Figure 4. Inactivation of CitA induces a G₁ block.

(A) Spot dilution (EOP assays) and growth curve measurements of WT (MB1), citA::Tn (MB2622) and ∆citA (MB2559) cells. For spot dilution, cells were grown overnight in PYE, adjusted to OD_600nm ~0.5, and serially diluted on a rich (PYE) medium (left upper part) or on a minimal (M₂G) medium (right upper part). For the growth curves, cells were grown overnight in PYE, washed twice with M₂ buffer, and a similar amount of cellswas used to inoculate PYE medium (left bottom part) or M₂G medium (right bottom part). (B) FACS profiles and phase contrast images of WT (MB1), citA::Tn (MB2622) and ∆citA (MB2559) cells growing exponentially in PYE. The right panel shows a scatter plot of the cell lengths and widths of each indicated population. (C) FACS profiles of ∆citA cells harboring an empty plasmid (MB3433), or a derivative with citA (MB3435), citB (MB3469), or citC (MB3471) from C. crescentus, or the citrate synthase gene (gltA) from E. coli (MB3473). WT cells harboring an empty pMT335 are also shown (MB1537). (D) FACS profiles and phase-contrast images of C. crescentus expressing a catalytic mutant of CitA. WT cells carrying an empty plasmid (MB1537), or ∆citA cells harboring an empty plasmid (MB3433) or a derivative with citA (MB3435), citA^H303A (MB3439) or citA^H303W (MB3437) are shown. (E) Time-lapse fluorescence microscopy of WT (MB557), citA::Tn (MB2452) and ∆citA (MB3467) cells harboring a parB::gfp-parB reporter. Cells were grown in PYE, synchronized and spotted on a PYE agarose pad. A picture was taken every 20 minutes. (F) Fluorescence microscopy of WT (MB334) and citA::Tn (MB3598) cells harboring a spmX::spmX-mCherry or a stpX::stpX-gfp reporter. Cells were grown exponentially in PYE. Each fluorescence channel is shown alone or together superimposed on phase contrast images.

Figure 4—figure supplement 1. Addition of glutamine does not ameliorate the citA mutant phenotype.
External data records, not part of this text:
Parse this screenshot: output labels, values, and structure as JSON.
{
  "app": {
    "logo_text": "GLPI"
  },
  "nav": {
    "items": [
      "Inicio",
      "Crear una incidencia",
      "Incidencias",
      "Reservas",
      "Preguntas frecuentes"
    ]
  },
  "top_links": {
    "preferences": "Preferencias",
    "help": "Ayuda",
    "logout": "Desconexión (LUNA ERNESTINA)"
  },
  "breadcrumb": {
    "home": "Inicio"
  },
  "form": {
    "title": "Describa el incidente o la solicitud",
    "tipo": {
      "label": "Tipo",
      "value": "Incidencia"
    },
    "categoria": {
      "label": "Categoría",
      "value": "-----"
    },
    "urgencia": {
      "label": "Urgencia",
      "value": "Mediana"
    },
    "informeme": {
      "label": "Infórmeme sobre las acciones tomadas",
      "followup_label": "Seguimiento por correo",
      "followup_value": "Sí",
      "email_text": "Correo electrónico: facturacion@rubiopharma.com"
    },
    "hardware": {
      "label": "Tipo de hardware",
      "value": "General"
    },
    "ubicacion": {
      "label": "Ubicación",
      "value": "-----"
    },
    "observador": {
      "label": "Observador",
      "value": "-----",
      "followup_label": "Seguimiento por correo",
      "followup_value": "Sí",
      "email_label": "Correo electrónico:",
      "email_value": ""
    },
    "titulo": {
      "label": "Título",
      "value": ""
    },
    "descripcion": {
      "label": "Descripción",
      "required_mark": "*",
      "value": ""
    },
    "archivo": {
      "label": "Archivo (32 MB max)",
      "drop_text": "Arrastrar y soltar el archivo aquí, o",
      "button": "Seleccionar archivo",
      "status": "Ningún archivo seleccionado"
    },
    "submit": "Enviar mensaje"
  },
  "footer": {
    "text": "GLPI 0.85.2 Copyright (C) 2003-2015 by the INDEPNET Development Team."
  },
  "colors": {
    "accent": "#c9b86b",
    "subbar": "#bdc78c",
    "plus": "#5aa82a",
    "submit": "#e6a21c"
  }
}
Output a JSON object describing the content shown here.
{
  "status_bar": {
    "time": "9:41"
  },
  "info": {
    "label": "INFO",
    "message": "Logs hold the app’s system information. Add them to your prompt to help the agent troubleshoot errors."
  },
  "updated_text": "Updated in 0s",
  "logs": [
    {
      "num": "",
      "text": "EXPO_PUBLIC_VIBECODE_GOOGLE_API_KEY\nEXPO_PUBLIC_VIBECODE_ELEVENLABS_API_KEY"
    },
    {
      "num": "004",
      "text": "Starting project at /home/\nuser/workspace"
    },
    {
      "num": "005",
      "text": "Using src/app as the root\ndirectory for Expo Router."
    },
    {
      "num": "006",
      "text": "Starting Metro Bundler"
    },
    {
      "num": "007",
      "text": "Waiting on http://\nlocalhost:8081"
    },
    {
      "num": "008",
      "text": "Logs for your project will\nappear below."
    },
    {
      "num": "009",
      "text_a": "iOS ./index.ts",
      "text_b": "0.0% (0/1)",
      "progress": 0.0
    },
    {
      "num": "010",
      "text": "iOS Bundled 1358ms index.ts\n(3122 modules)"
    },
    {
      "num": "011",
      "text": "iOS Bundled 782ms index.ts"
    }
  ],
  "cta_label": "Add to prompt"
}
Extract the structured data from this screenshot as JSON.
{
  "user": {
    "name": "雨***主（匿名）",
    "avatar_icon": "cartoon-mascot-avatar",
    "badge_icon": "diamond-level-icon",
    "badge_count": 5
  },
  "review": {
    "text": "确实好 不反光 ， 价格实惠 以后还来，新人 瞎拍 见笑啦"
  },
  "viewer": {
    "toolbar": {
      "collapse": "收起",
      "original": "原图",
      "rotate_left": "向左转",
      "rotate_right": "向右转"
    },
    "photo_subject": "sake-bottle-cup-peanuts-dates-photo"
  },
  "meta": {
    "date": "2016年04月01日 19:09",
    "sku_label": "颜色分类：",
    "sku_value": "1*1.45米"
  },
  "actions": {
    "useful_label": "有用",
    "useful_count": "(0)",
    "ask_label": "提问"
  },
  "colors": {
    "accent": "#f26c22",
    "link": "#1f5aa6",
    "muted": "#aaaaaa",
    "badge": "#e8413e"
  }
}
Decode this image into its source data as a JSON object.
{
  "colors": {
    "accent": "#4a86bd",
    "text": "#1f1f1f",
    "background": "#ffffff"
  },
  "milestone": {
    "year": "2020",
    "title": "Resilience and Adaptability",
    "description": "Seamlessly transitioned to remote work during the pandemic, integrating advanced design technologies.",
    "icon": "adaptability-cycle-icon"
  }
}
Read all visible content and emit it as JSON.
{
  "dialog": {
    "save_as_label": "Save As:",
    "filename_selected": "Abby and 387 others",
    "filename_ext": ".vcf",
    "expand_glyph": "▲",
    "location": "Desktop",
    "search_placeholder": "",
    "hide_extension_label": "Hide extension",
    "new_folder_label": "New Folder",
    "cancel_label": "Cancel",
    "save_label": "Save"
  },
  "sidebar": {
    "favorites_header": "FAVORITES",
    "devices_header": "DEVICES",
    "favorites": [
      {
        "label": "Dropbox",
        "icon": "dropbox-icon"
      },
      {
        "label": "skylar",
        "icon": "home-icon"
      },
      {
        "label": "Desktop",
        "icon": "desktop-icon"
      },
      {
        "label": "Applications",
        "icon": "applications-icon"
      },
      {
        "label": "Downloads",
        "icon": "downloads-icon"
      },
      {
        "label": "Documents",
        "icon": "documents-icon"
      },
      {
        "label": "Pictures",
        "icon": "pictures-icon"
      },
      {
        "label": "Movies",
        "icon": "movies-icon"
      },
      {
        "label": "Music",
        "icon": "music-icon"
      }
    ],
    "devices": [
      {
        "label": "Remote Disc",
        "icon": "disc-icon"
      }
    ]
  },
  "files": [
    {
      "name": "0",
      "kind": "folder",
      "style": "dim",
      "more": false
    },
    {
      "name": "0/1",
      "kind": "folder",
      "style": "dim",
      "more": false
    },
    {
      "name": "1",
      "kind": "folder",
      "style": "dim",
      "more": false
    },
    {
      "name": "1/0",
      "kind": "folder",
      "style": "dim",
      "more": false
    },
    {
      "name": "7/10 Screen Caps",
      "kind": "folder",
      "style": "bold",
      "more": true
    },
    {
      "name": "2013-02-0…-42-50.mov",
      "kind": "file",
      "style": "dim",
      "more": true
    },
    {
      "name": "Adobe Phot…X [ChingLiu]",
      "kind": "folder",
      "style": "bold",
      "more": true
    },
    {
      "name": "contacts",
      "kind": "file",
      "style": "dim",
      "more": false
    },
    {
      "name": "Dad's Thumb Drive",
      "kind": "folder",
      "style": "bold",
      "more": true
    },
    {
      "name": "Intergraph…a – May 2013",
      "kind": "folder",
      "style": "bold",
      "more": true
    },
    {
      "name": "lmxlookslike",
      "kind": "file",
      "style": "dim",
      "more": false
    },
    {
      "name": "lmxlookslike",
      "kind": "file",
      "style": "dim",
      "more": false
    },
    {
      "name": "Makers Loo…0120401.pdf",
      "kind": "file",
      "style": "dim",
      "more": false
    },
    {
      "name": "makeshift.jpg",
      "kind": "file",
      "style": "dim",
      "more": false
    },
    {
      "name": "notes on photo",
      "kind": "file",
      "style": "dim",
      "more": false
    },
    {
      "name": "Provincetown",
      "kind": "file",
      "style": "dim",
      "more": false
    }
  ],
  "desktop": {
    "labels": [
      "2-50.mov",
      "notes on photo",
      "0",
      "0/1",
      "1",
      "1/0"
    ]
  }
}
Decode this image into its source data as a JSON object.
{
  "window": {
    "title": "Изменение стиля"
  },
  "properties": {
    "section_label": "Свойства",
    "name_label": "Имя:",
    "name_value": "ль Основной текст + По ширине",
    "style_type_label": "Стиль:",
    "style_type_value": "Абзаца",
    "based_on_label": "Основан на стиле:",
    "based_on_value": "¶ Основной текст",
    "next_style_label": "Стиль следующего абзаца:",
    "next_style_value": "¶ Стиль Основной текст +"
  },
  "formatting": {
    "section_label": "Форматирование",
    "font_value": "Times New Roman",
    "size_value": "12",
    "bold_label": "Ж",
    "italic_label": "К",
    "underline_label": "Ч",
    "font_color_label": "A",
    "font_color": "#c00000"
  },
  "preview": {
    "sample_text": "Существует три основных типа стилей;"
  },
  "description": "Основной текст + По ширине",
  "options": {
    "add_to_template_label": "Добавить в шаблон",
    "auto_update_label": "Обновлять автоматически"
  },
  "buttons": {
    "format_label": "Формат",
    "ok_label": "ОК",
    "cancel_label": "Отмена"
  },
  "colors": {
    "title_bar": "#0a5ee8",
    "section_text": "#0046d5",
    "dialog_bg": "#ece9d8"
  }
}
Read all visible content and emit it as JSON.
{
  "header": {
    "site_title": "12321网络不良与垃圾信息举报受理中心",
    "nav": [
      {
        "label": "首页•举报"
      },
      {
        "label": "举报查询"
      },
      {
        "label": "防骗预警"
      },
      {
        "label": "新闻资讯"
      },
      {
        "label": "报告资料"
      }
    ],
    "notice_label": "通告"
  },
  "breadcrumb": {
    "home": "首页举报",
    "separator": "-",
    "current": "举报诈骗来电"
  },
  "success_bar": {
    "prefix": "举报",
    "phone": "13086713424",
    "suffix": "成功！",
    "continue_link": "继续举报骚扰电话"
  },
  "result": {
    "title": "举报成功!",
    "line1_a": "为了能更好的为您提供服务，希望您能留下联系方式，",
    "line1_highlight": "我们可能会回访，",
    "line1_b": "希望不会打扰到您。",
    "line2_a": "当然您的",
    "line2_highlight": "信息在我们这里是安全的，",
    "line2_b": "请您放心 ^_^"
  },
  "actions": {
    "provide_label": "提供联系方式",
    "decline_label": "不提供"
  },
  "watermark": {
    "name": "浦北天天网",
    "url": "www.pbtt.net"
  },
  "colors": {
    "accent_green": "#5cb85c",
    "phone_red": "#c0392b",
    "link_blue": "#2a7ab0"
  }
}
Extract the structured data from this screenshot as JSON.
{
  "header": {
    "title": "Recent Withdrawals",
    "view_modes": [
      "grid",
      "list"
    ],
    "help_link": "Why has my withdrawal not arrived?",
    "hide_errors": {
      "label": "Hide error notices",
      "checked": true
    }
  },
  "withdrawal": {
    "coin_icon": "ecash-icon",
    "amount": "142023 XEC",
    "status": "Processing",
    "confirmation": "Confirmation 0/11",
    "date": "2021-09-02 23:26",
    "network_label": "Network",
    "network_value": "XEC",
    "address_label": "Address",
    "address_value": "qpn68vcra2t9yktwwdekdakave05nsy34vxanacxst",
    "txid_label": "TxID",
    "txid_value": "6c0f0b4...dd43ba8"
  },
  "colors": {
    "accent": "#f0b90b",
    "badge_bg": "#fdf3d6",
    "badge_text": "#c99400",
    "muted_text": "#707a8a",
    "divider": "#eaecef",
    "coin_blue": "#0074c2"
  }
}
(A) Spot dilutions (EOP assays) of WT (MB1) and ∆citA (MB2559) cells. Each strain was grown overnight in PYE, adjusted to an OD_600nm of 0.5, and ten-fold serially diluted on a PYE plate (upper part) or on minimal medium M2G (lower part) containing glutamine (right panel) or not (left panel). Eight microliters of each dilution were spotted onto the plates. (B) FACSprofiles of WT (MB1) and ∆citA (MB2559) cells during the exponential growth phase in PYE (upper panel) or in PYE containing glutamine (lower panel). (C) Spot dilutions of the WT E. coli carrying an empty plasmid (eMB554) or E. coli ∆gltA cells harboring an empty plasmid (eMB556) or a derivative expressing citA^H303A (eMB583) or citA^H303W (eMB581) on minimal medium containing glutamate (left panel) or not (right panel). Only the strain carrying a functional citrate synthase was able to grow without glutamate. (D) Immunoblot showing the abundance of CitA in the E. coli strains presented in panel (C) using an antibody to CitA. An asterisk indicates proteins that cross-react with the anti-CitA antibodies. All of the CitA variants are expressed at a similar level. (E) Immunoblot showing the abundance of CitA in the C. crescentus strains presented in Figure 4D using an antibody to CitA. All of the CitA variants are expressed at a similar level. CC_0164 serves as an immunoblot loading control. (F) Immunoblotting to determine the relative abundance of CitA and CtrA during the cell cycle of WT (MB1) C. crescentus. All strains were in synchronized in PYE and the Sw, St and Pd time point were taken at 0 minutes, 25 minutes and 60 minutes, respectively, post-synchrony. In the control, CtrA was probed to determine the quality of the synchrony. (G) FACS profiles on synchronized populations of the WT (MB1), citA::Tn (MB2622) and ∆citA (MB2559) to monitor DNA content throughout the C. crescentus cell cycle. WT (left panel), citA::gent (middle panel) and ∆citA (right panel) were synchronized and samples were withdrawn every 30 minutes and prepared for FACS analysis.